I villaggi da visitare con le guide sono sempre gli stessi. Fuori vi attendono i venditori di caramelle per i bambini. E chi avrebbe cuore di entrare senza le caramelle? I canti dei piccoli sono ormai ultra collaudati e poco spontanei…Poi, però, ti accorgi che ci sono dati innegabili: l’acqua è presa dal pozzo, non c’è corrente elettrica. Uomini e animali dividono le capanne di fango, i rifiuti sono disseminati ovunque. E’ comprensibile che lo straniero sia attirato con ogni mezzo. Poche monete significano farina, zucchero, combustibile per i generatori.
La vera miseria, tuttavia, la vedremo più all’interno, in zone meno battute. I Masai , per esempio, hanno forti squilibri alimentari. Allevano e cacciano, ma la loro alimentazione è pressoché priva di frutta e verdura e le carenze nutrizionali si notano nella dentatura e sulla pelle.
Il sangue degli animali viene bevuto per abbassare il colesterolo.
Qui la povertà impedisce spesso ai bambini di frequentare la scuola. Se la famiglia non può permettersi scarpe e divisa, non si studia. D’altro canto l’istruzione non è obbligatoria qui in Kenya.
Ho visto pozzi di acqua opaca e fonti comuni per uomini ed animali. La principale causa di morte non è però l’acqua contaminata, ma l’AIDS. Si stima che il 35% della popolazione sia ormai sieropositiva. I bimbi orfani a causa di ciò, sono moltissimi e numerosi sono gli orfanotrofi.
Questo Kenya povero, polveroso e difficile è mentalmente e fisicamente stancante. Dopo un po’, malgrado la partecipazione emotiva, la scorza europea che è in noi richiede di tornare nell’Eden dei resort: la doccia, la pulizia, le nostre certezze.
E’ dura resistere al tanfo dei rifiuti sparsi o bruciati alla rinfusa…È dura vedere i topi scorrazzare e le mosche che ti molestano.
Questo Kenya povero e malato richiede grandi pause, soprattutto con una bimba di cinque anni al seguito.
C’è poi il paese dei parchi, delle riserve faunistiche e dei paesaggi mozzafiato.
Certo, Kenya vuol dire safari, termine swahili che indica il viaggio.

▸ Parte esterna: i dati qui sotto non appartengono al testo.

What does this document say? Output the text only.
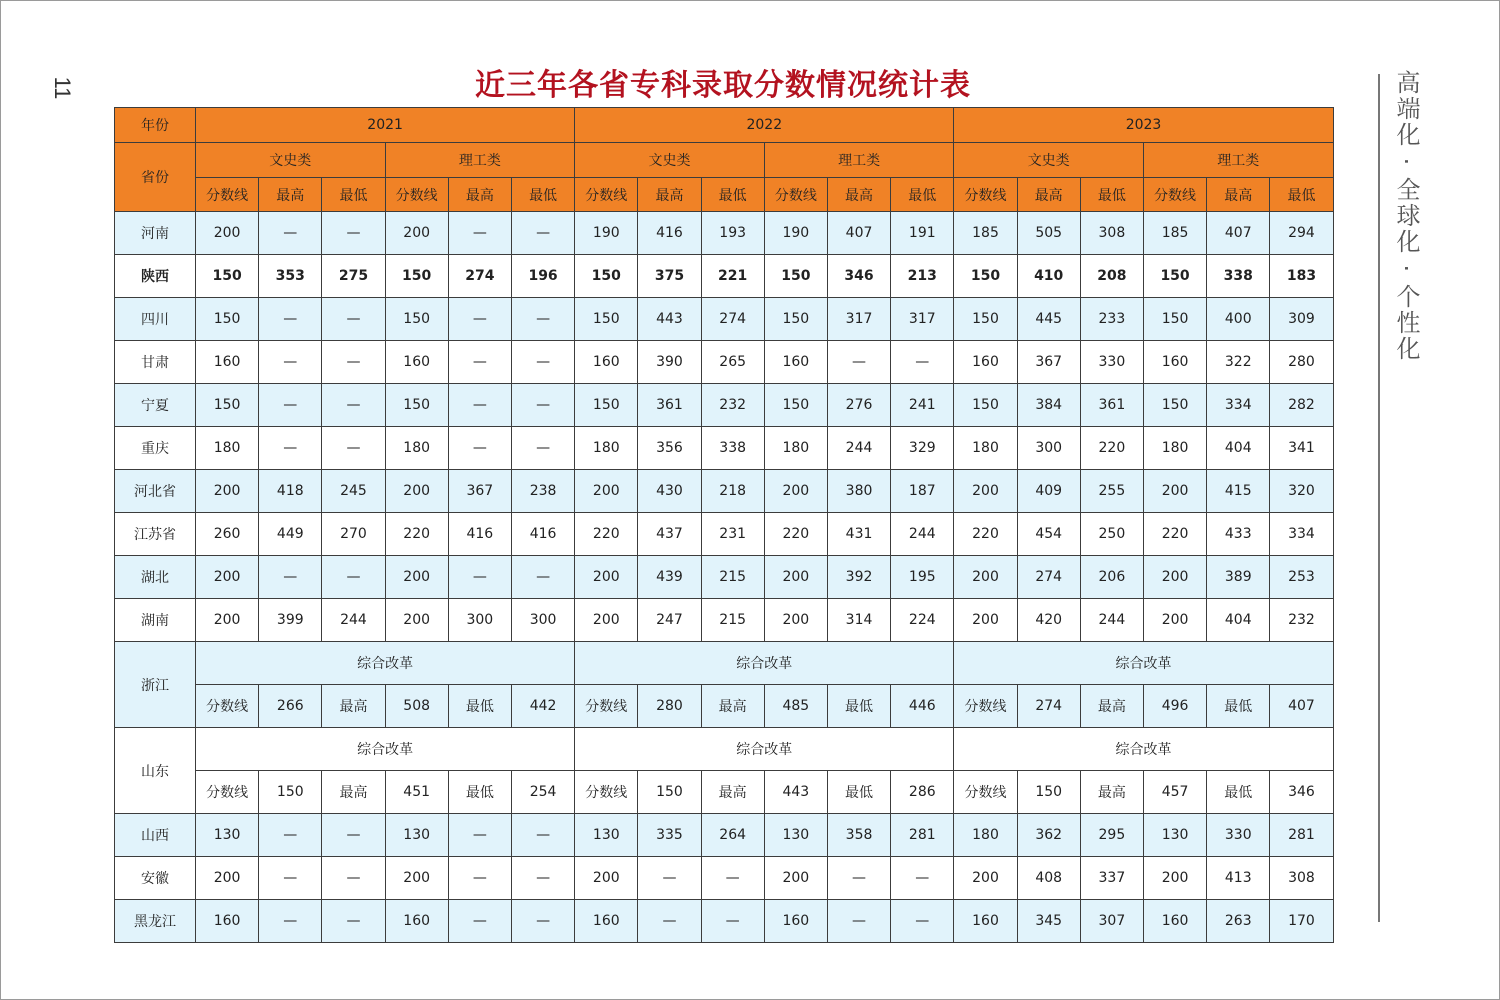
11	近三年各省专科录取分数情况统计表	高端化 · 全球化 · 个性化
年份	2021						2022						2023					
省份	文史类			理工类			文史类			理工类			文史类			理工类		
	分数线	最高	最低	分数线	最高	最低	分数线	最高	最低	分数线	最高	最低	分数线	最高	最低	分数线	最高	最低
河南	200	—	—	200	—	—	190	416	193	190	407	191	185	505	308	185	407	294
陕西	150	353	275	150	274	196	150	375	221	150	346	213	150	410	208	150	338	183
四川	150	—	—	150	—	—	150	443	274	150	317	317	150	445	233	150	400	309
甘肃	160	—	—	160	—	—	160	390	265	160	—	—	160	367	330	160	322	280
宁夏	150	—	—	150	—	—	150	361	232	150	276	241	150	384	361	150	334	282
重庆	180	—	—	180	—	—	180	356	338	180	244	329	180	300	220	180	404	341
河北省	200	418	245	200	367	238	200	430	218	200	380	187	200	409	255	200	415	320
江苏省	260	449	270	220	416	416	220	437	231	220	431	244	220	454	250	220	433	334
湖北	200	—	—	200	—	—	200	439	215	200	392	195	200	274	206	200	389	253
湖南	200	399	244	200	300	300	200	247	215	200	314	224	200	420	244	200	404	232
浙江	综合改革						综合改革						综合改革					
	分数线	266	最高	508	最低	442	分数线	280	最高	485	最低	446	分数线	274	最高	496	最低	407
山东	综合改革						综合改革						综合改革					
	分数线	150	最高	451	最低	254	分数线	150	最高	443	最低	286	分数线	150	最高	457	最低	346
山西	130	—	—	130	—	—	130	335	264	130	358	281	180	362	295	130	330	281
安徽	200	—	—	200	—	—	200	—	—	200	—	—	200	408	337	200	413	308
黑龙江	160	—	—	160	—	—	160	—	—	160	—	—	160	345	307	160	263	170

Il denaro speso per visitare questi luoghi contribuisce alla sostenibilità a lungo termine di queste aree protette. Nei secoli, bracconaggio e scarso rispetto ambientale hanno decimato la flora e la fauna. Oggi si inizia a preservare e ripopolare, anche se la lotta ai bracconieri è ancora aperta.

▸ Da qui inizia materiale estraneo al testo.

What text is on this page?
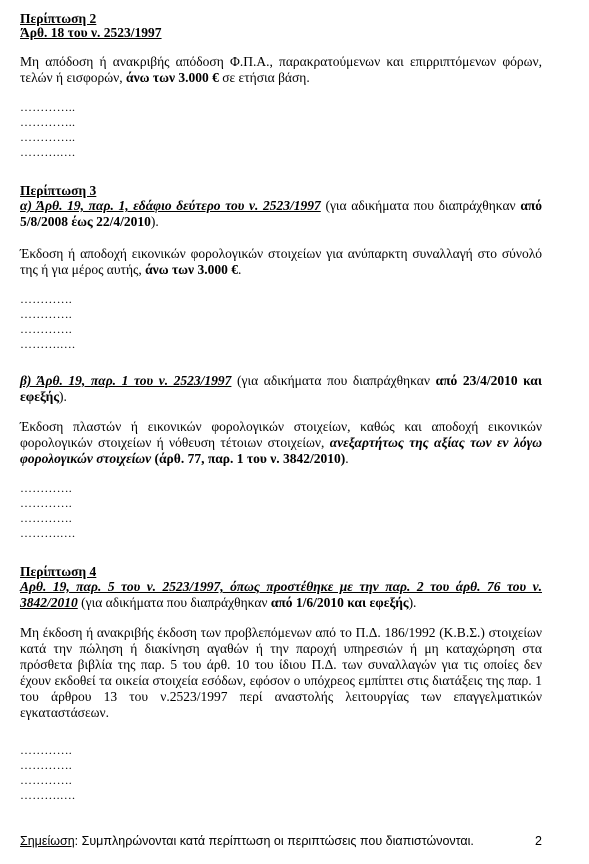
Περίπτωση 2
Άρθ. 18 του ν. 2523/1997
Μη απόδοση ή ανακριβής απόδοση Φ.Π.Α., παρακρατούμενων και επιρριπτόμενων φόρων, τελών ή εισφορών, άνω των 3.000 € σε ετήσια βάση.
…………..
…………..
…………..
……….….
Περίπτωση 3
α) Άρθ. 19, παρ. 1, εδάφιο δεύτερο του ν. 2523/1997 (για αδικήματα που διαπράχθηκαν από 5/8/2008 έως 22/4/2010).
Έκδοση ή αποδοχή εικονικών φορολογικών στοιχείων για ανύπαρκτη συναλλαγή στο σύνολό της ή για μέρος αυτής, άνω των 3.000 €.
………….
………….
………….
……….….
β) Άρθ. 19, παρ. 1 του ν. 2523/1997 (για αδικήματα που διαπράχθηκαν από 23/4/2010 και εφεξής).
Έκδοση πλαστών ή εικονικών φορολογικών στοιχείων, καθώς και αποδοχή εικονικών φορολογικών στοιχείων ή νόθευση τέτοιων στοιχείων, ανεξαρτήτως της αξίας των εν λόγω φορολογικών στοιχείων (άρθ. 77, παρ. 1 του ν. 3842/2010).
………….
………….
………….
……….….
Περίπτωση 4
Αρθ. 19, παρ. 5 του ν. 2523/1997, όπως προστέθηκε με την παρ. 2 του άρθ. 76 του ν. 3842/2010 (για αδικήματα που διαπράχθηκαν από 1/6/2010 και εφεξής).
Μη έκδοση ή ανακριβής έκδοση των προβλεπόμενων από το Π.Δ. 186/1992 (Κ.Β.Σ.) στοιχείων κατά την πώληση ή διακίνηση αγαθών ή την παροχή υπηρεσιών ή μη καταχώρηση στα πρόσθετα βιβλία της παρ. 5 του άρθ. 10 του ίδιου Π.Δ. των συναλλαγών για τις οποίες δεν έχουν εκδοθεί τα οικεία στοιχεία εσόδων, εφόσον ο υπόχρεος εμπίπτει στις διατάξεις της παρ. 1 του άρθρου 13 του ν.2523/1997 περί αναστολής λειτουργίας των επαγγελματικών εγκαταστάσεων.
………….
………….
………….
……….….
Σημείωση: Συμπληρώνονται κατά περίπτωση οι περιπτώσεις που διαπιστώνονται.	2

Per esempio, abbiamo visitato lo Tsavo Est. Qui, negli anni ’80 la popolazione di rinoceronti è stata quasi eliminata in toto e i bracconieri ci sono ancora.
Anche noi, nel nostro piccolo, possiamo essere di disturbo all’equilibrio ambientale. Gli autisti che escono dai sentieri per far scattare belle foto ai turisti, causano con i pneumatici, gravi danni alla morfologia del terreno con ripercussioni all’arrivo delle piogge.
Comunque, quest’ultimo Kenya è stato quello che ho preferito. I monti innevati, la savana sterminata, la vegetazione fitta dove si rifugiano i predatori…Ed ancora la terra rossa dello Tsavo, il Kilimangiaro nella Bimana Wildlife Sanctuary, gli animali con i loro cuccioli…Non era più documentario, ma tutto era reale davanti a noi.
In Kenya ognuno può trovare un motivo per essere lì.
Certo, è un paese con un lungo cammino da percorrere. C’è molto da fare, simili realtà non sono più accettabili. Secondo me sta sviluppando le potenzialità per compiere passi in avanti: le scuole sono numerose, i turisti si rendono conto di cosa voglia dire “Terzo Mondo” e non se lo dimenticano più.
Spero di tornarci tra qualche anno e vedere le condizioni di vita globalmente migliorate: strade, acqua potabile per tutti, elettricità nelle case, medicine e un sistema valido di smaltimento dei rifiuti. Lo spero tanto, perchè tutto debbono aspirare ad una vita degna di questo nome.